Now, obviously, this is not to say that Mason is Beamer but at one point, Beamer was Mason. Of course unlike Mason, Beamer had been a successful head coach before (at Murray State) and was also an alum, which probably gave him a bit more of a leash.
Pat Fitzgerald, Northwestern
While a lot of Vanderbilt fans like to hope and dream that we can be like Stanford, Northwestern is really a better comparison for what Vanderbilt can be -- aside from the fact that Northwestern and Vanderbilt are located in states that typically don't produce a ton of football talent, Stanford has a history in football that Vandy and Northwestern just don't.
But saying we can be like Northwestern in football is hardly an insult. Under Fitzgerald, Northwestern has become a program that's usually good for six or seven wins a year with the occasional 9- or 10-win campaign. I think we would take that. In any case, the same pattern holds, with marginal improvement from year one to year two followed by a jump in year three.
Ed Orgeron, Mississippi
Hal Mumme, Kentucky
And then there's the unsuccessful rebuild. Note the difference; Orgeron got canned after three years when it became clear that his alleged recruiting prowess was not going to translate into results on the field. But that was after his second year at Ole Miss showed some promise.

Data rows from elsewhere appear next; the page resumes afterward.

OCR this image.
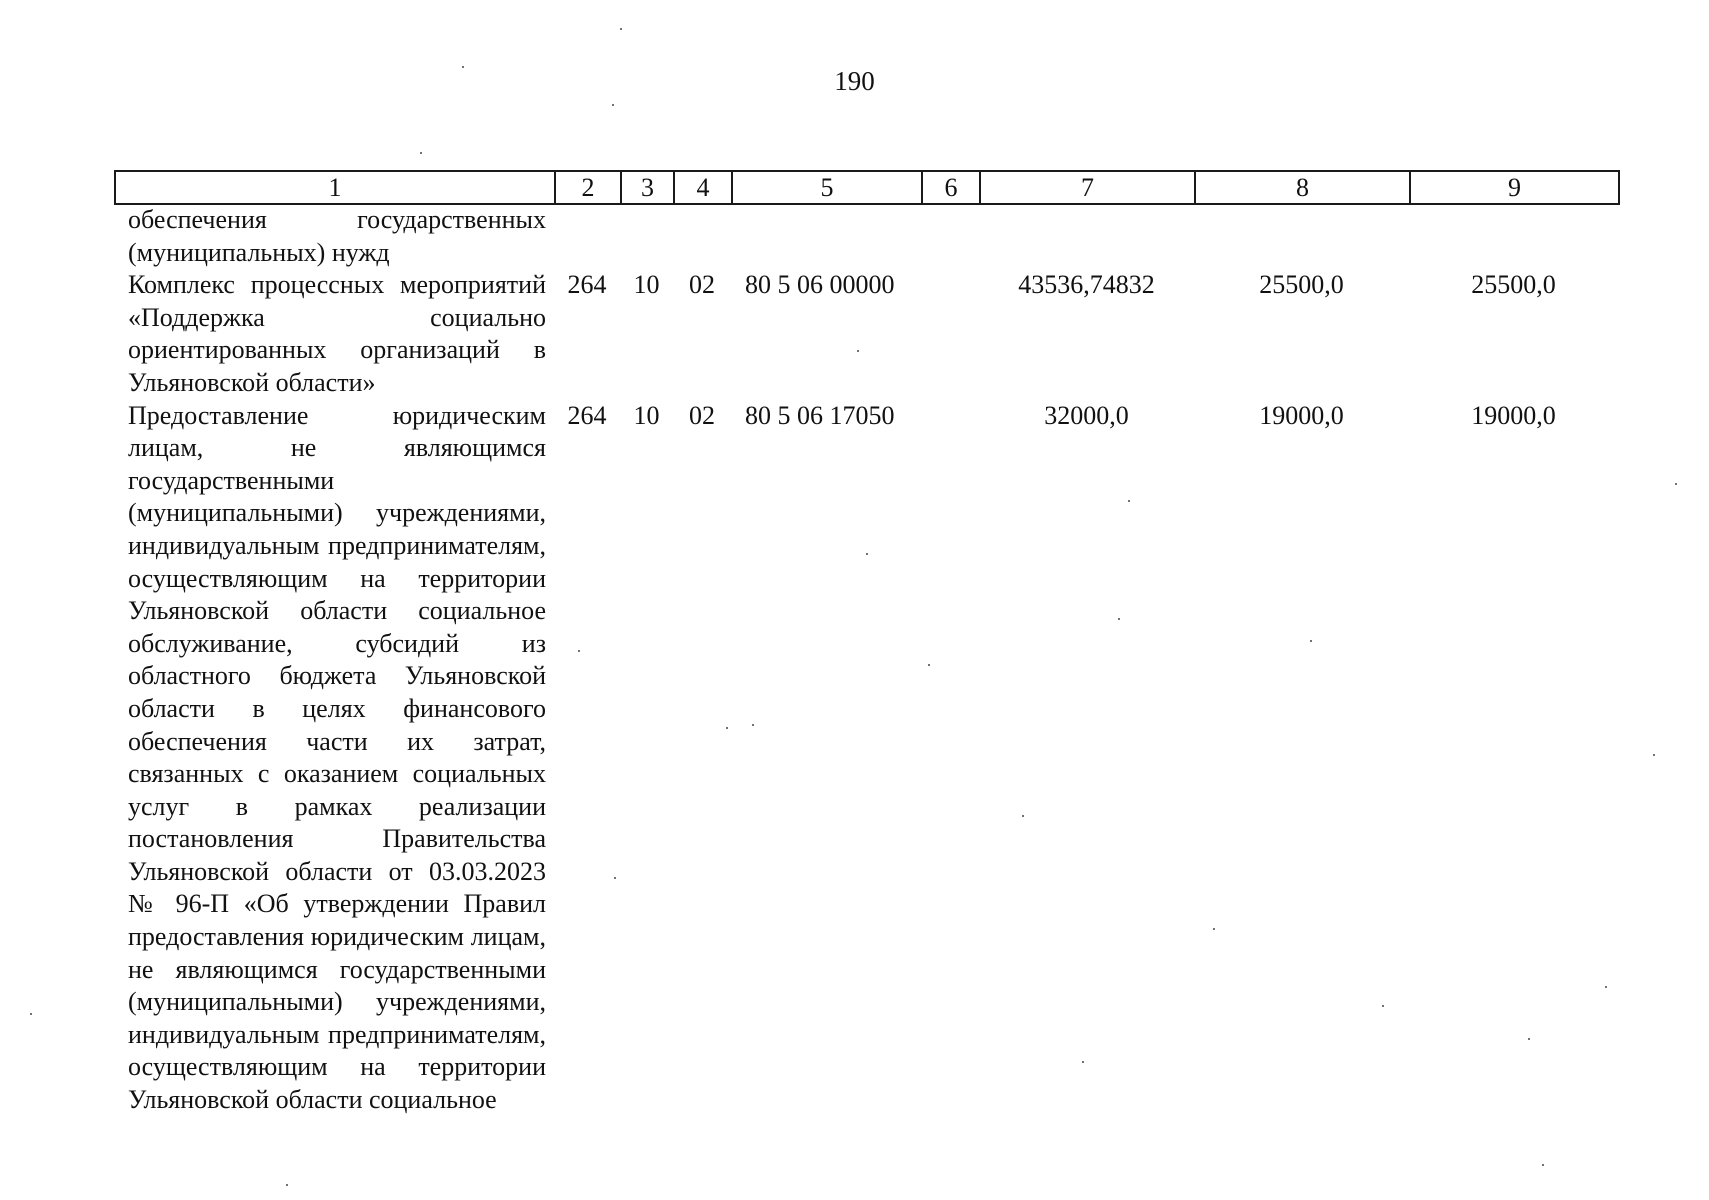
190
1	2	3	4	5	6	7	8	9
обеспечения государственных (муниципальных) нужд								
Комплекс процессных мероприятий «Поддержка социально ориентированных организаций в Ульяновской области»	264	10	02	80 5 06 00000		43536,74832	25500,0	25500,0
Предоставление юридическим лицам, не являющимся государственными (муниципальными) учреждениями, индивидуальным предпринимателям, осуществляющим на территории Ульяновской области социальное обслуживание, субсидий из областного бюджета Ульяновской области в целях финансового обеспечения части их затрат, связанных с оказанием социальных услуг в рамках реализации постановления Правительства Ульяновской области от 03.03.2023 № 96-П «Об утверждении Правил предоставления юридическим лицам, не являющимся государственными (муниципальными) учреждениями, индивидуальным предпринимателям, осуществляющим на территории Ульяновской области социальное	264	10	02	80 5 06 17050		32000,0	19000,0	19000,0
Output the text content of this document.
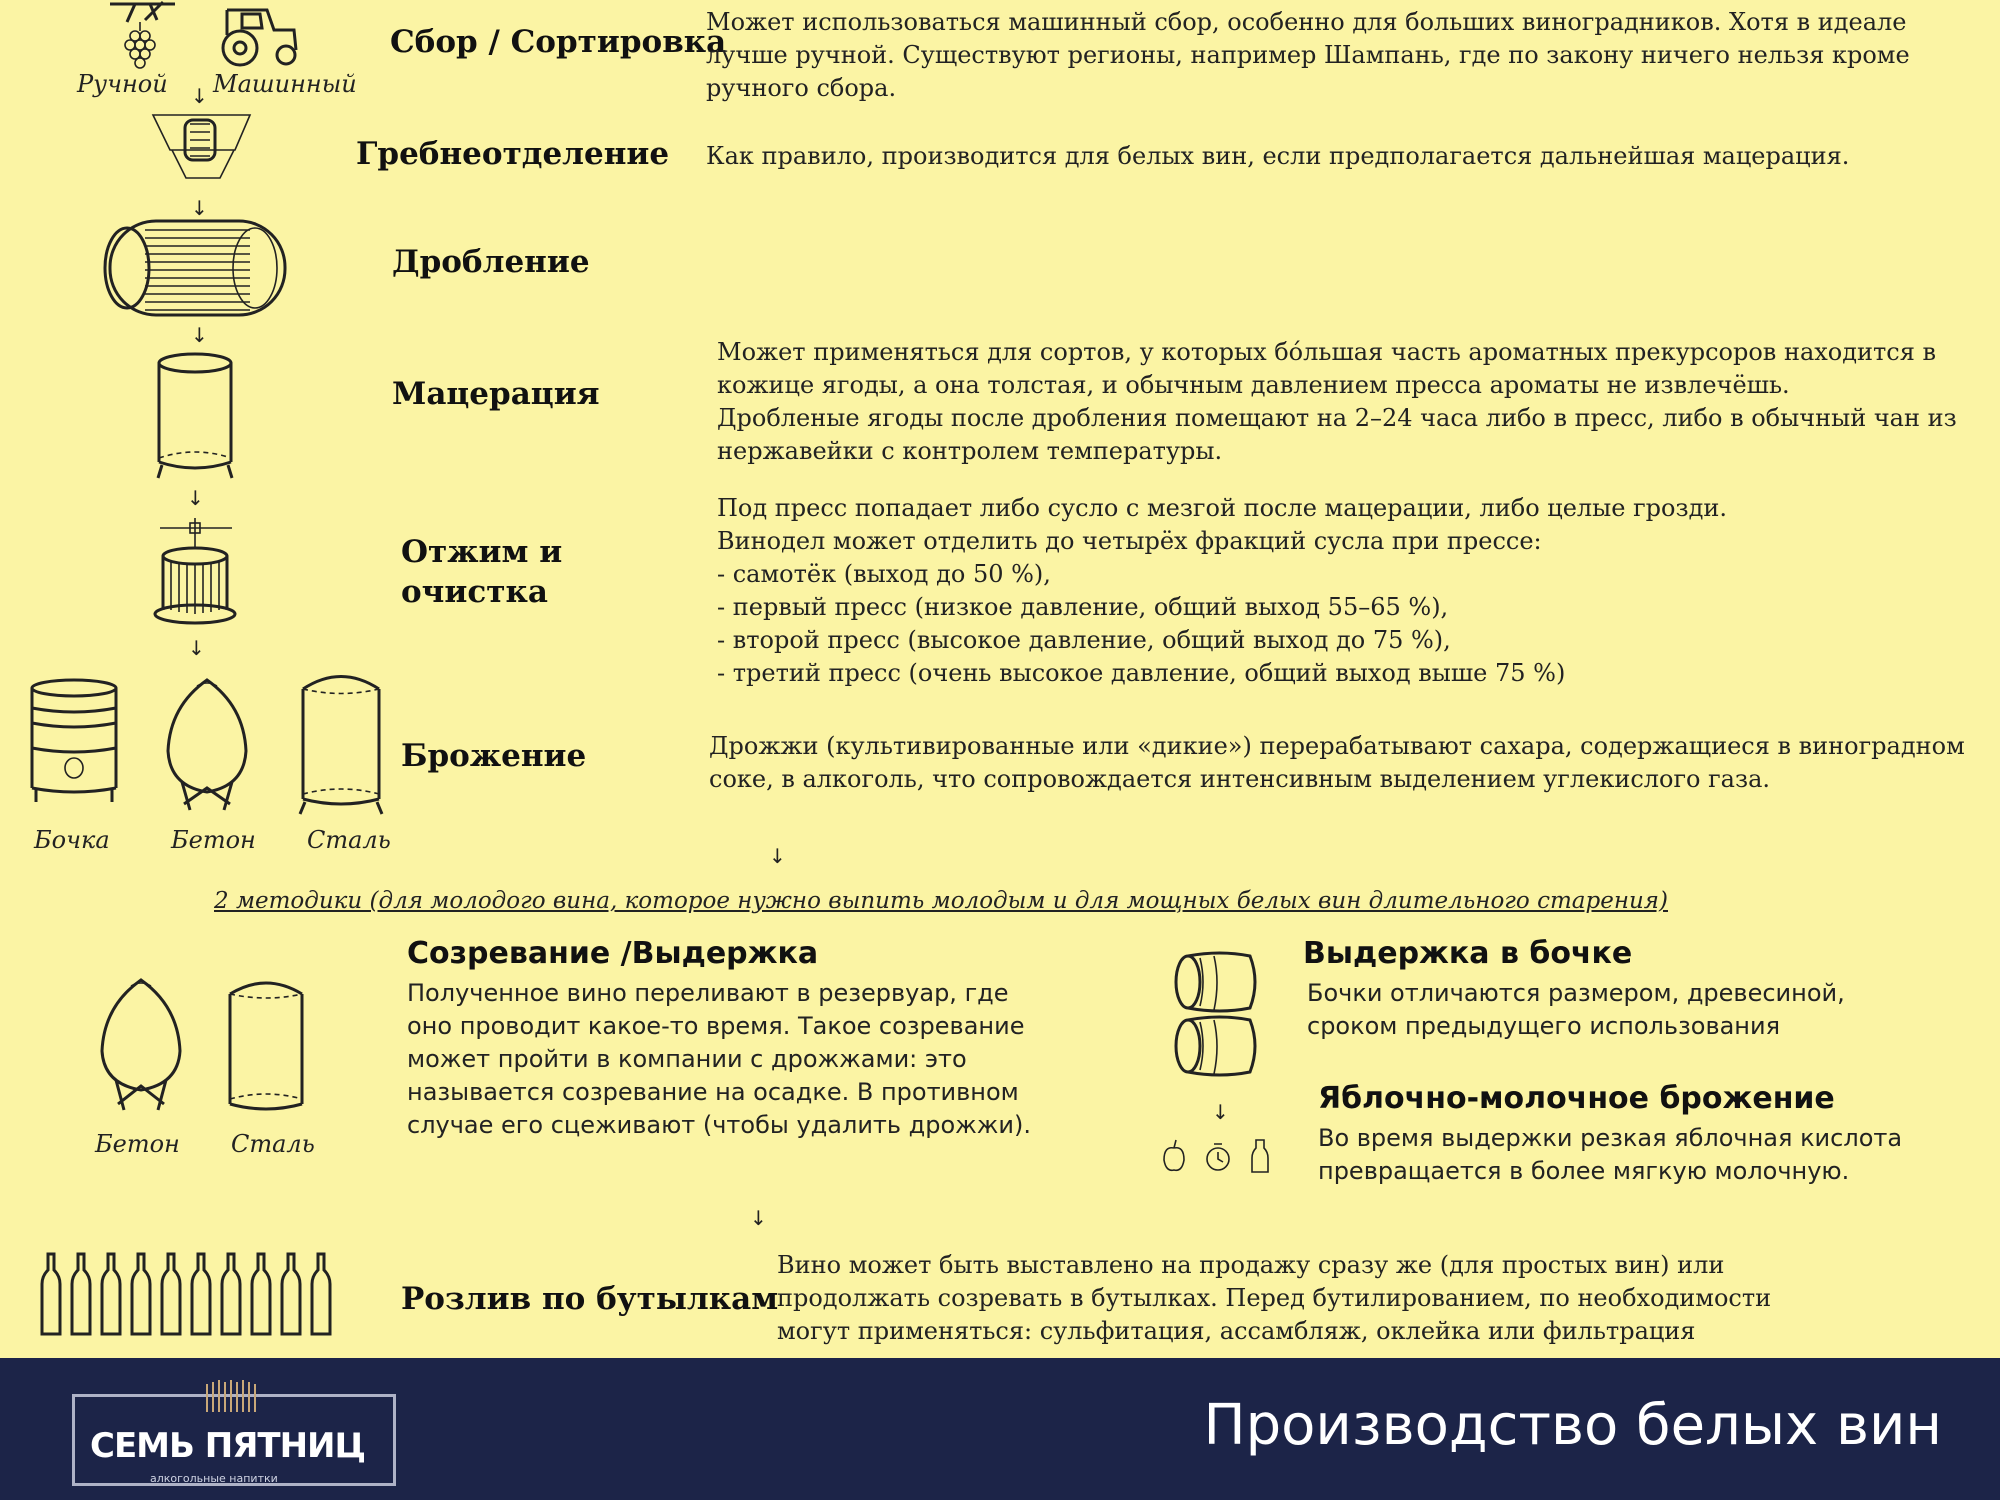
Ручной Машинный
↓
↓
↓
↓
↓
Бочка	Бетон Сталь
Сбор / Сортировка
Может использоваться машинный сбор, особенно для больших виноградников. Хотя в идеале
лучше ручной. Существуют регионы, например Шампань, где по закону ничего нельзя кроме
ручного сбора.
Гребнеотделение Как правило, производится для белых вин, если предполагается дальнейшая мацерация.
Дробление
Мацерация
Может применяться для сортов, у которых бóльшая часть ароматных прекурсоров находится в
кожице ягоды, а она толстая, и обычным давлением пресса ароматы не извлечёшь.
Дробленые ягоды после дробления помещают на 2–24 часа либо в пресс, либо в обычный чан из
нержавейки с контролем температуры.
Отжим и
очистка
Под пресс попадает либо сусло с мезгой после мацерации, либо целые грозди.
Винодел может отделить до четырёх фракций сусла при прессе:
- самотёк (выход до 50 %),
- первый пресс (низкое давление, общий выход 55–65 %),
- второй пресс (высокое давление, общий выход до 75 %),
- третий пресс (очень высокое давление, общий выход выше 75 %)
Брожение	Дрожжи (культивированные или «дикие») перерабатывают сахара, содержащиеся в виноградном
соке, в алкоголь, что сопровождается интенсивным выделением углекислого газа.
↓
2 методики (для молодого вина, которое нужно выпить молодым и для мощных белых вин длительного старения)
Бетон Сталь
Созревание /Выдержка
Полученное вино переливают в резервуар, где
оно проводит какое-то время. Такое созревание
может пройти в компании с дрожжами: это
называется созревание на осадке. В противном
случае его сцеживают (чтобы удалить дрожжи).	↓
Выдержка в бочке
Бочки отличаются размером, древесиной,
сроком предыдущего использования
Яблочно-молочное брожение
Во время выдержки резкая яблочная кислота
превращается в более мягкую молочную.
↓
Розлив по бутылкам
Вино может быть выставлено на продажу сразу же (для простых вин) или
продолжать созревать в бутылках. Перед бутилированием, по необходимости
могут применяться: сульфитация, ассамбляж, оклейка или фильтрация
СЕМЬ ПЯТНИЦ
алкогольные напитки
Производство белых вин
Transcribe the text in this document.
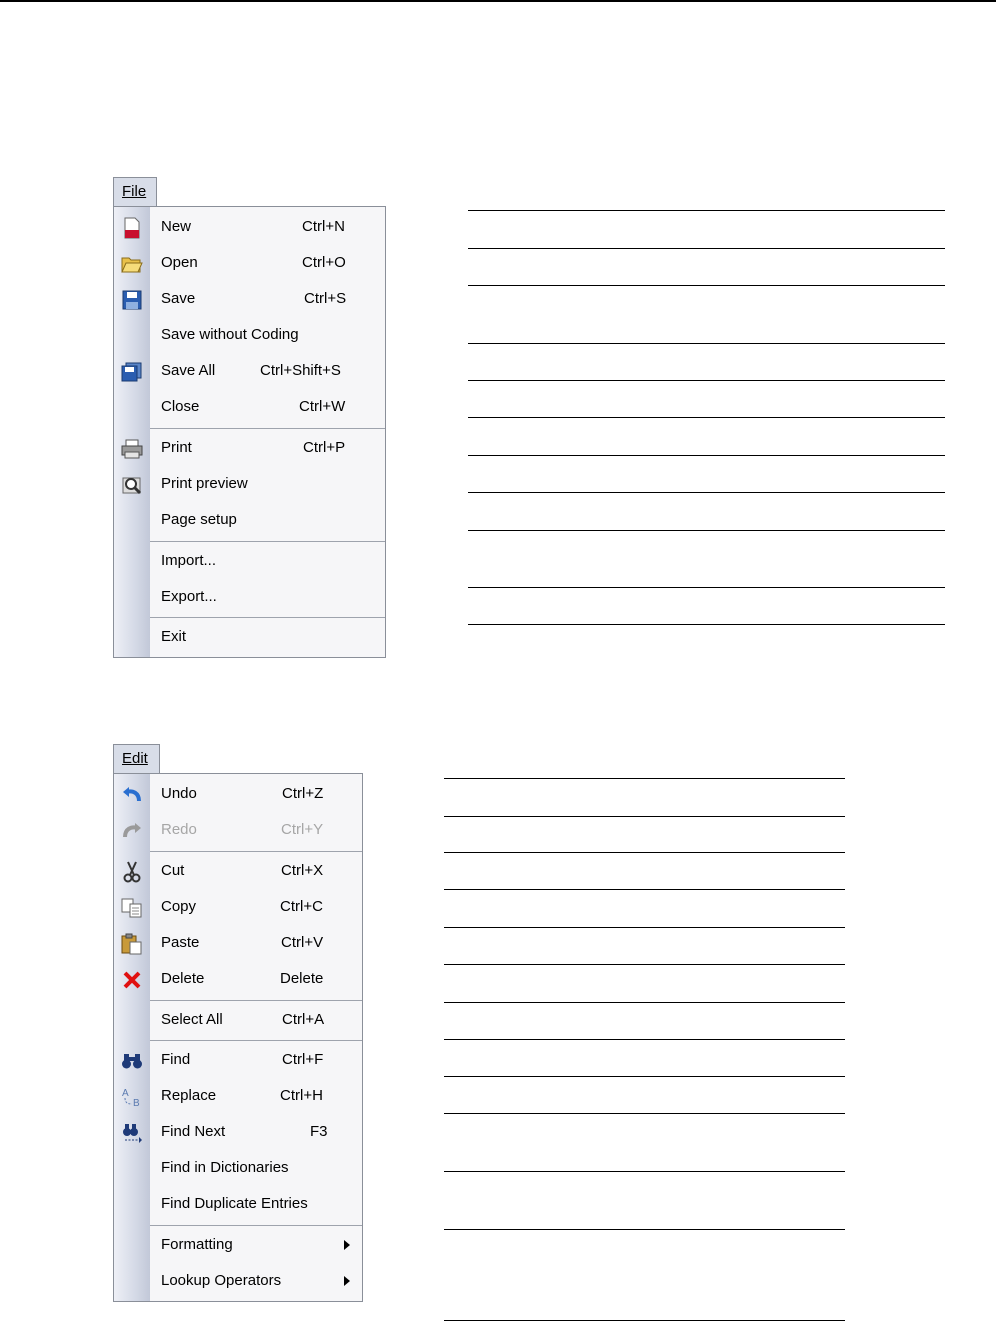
File
New	Ctrl+N
Open	Ctrl+O
Save	Ctrl+S
Save without Coding
Save All	Ctrl+Shift+S
Close	Ctrl+W
Print	Ctrl+P
Print preview
Page setup
Import...
Export...
Exit
Edit
Undo	Ctrl+Z
Redo	Ctrl+Y
Cut	Ctrl+X
Copy	Ctrl+C
Paste	Ctrl+V
Delete	Delete
Select All	Ctrl+A
Find	Ctrl+F
A
B Replace	Ctrl+H
Find Next	F3
Find in Dictionaries
Find Duplicate Entries
Formatting
Lookup Operators
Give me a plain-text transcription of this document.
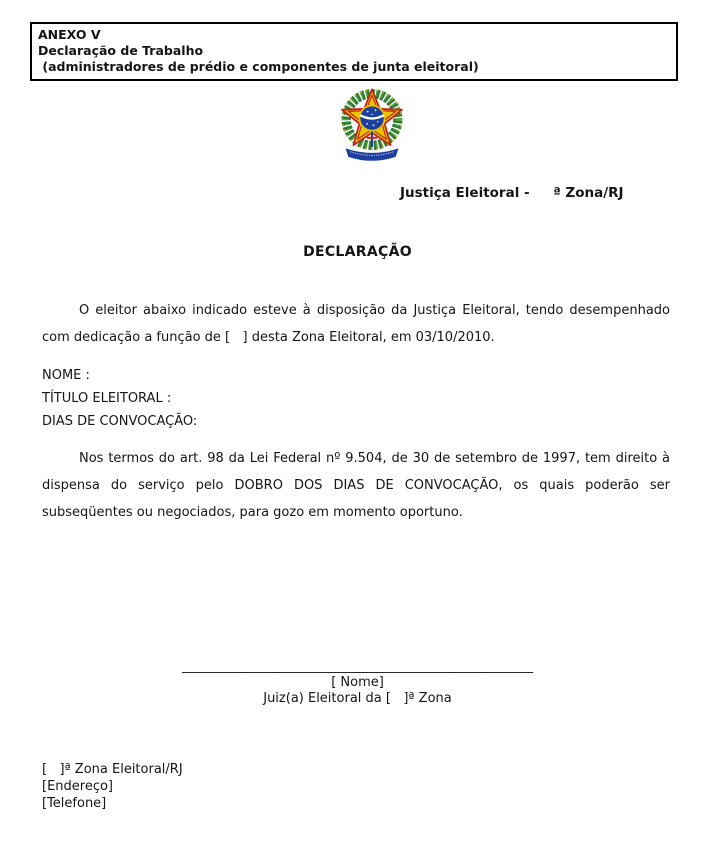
ANEXO V
Declaração de Trabalho
(administradores de prédio e componentes de junta eleitoral)
Justiça Eleitoral -     ª Zona/RJ
DECLARAÇÃO
O eleitor abaixo indicado esteve à disposição da Justiça Eleitoral, tendo desempenhado com dedicação a função de [   ] desta Zona Eleitoral, em 03/10/2010.
NOME :
TÍTULO ELEITORAL :
DIAS DE CONVOCAÇÃO:
Nos termos do art. 98 da Lei Federal nº 9.504, de 30 de setembro de 1997, tem direito à dispensa do serviço pelo DOBRO DOS DIAS DE CONVOCAÇÃO, os quais poderão ser subseqüentes ou negociados, para gozo em momento oportuno.
______________________________________________________
[ Nome]
Juiz(a) Eleitoral da [   ]ª Zona
[   ]ª Zona Eleitoral/RJ
[Endereço]
[Telefone]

Mumme, meanwhile, actually really did look like he was going to turn Kentucky around through his first couple of years; but this was mostly fueled by Tim Couch putting up video game passing numbers. The program slid quickly in 1999, when Mumme's own recruits should have been making their way up the depth chart, before cratering in his fourth year. That and NCAA sanctions got him fired.
But the general point is that really, in a coach's first two years at a school, you have no idea how the rest of his career is going to go. Some coaches -- like Mumme or Joe Tiller at Purdue (not included here; Tiller reeled off a few nine-win seasons with Drew Brees at QB but never approached those heights again) -- show a lot of promise early on but don't pan out once the program has their own stamp on it. Others struggle at first but really improve things once their own recruits start filling the depth chart. Year Three is the turning point; if the rebuild isn't starting to show progress by then, you're just as well off cutting him loose because it's probably not going to happen.
Which is why, assuming the team doesn't crater in 2015 (and early indications are that it won't), Derek Mason will and should get a third year at Vanderbilt. As we've seen above, the building process doesn't always show results before then. Jumping the gun and firing a coach after two years -- barring a total collapse or pending NCAA sanctions -- means you're firing a coach with whom you may not know what you have yet.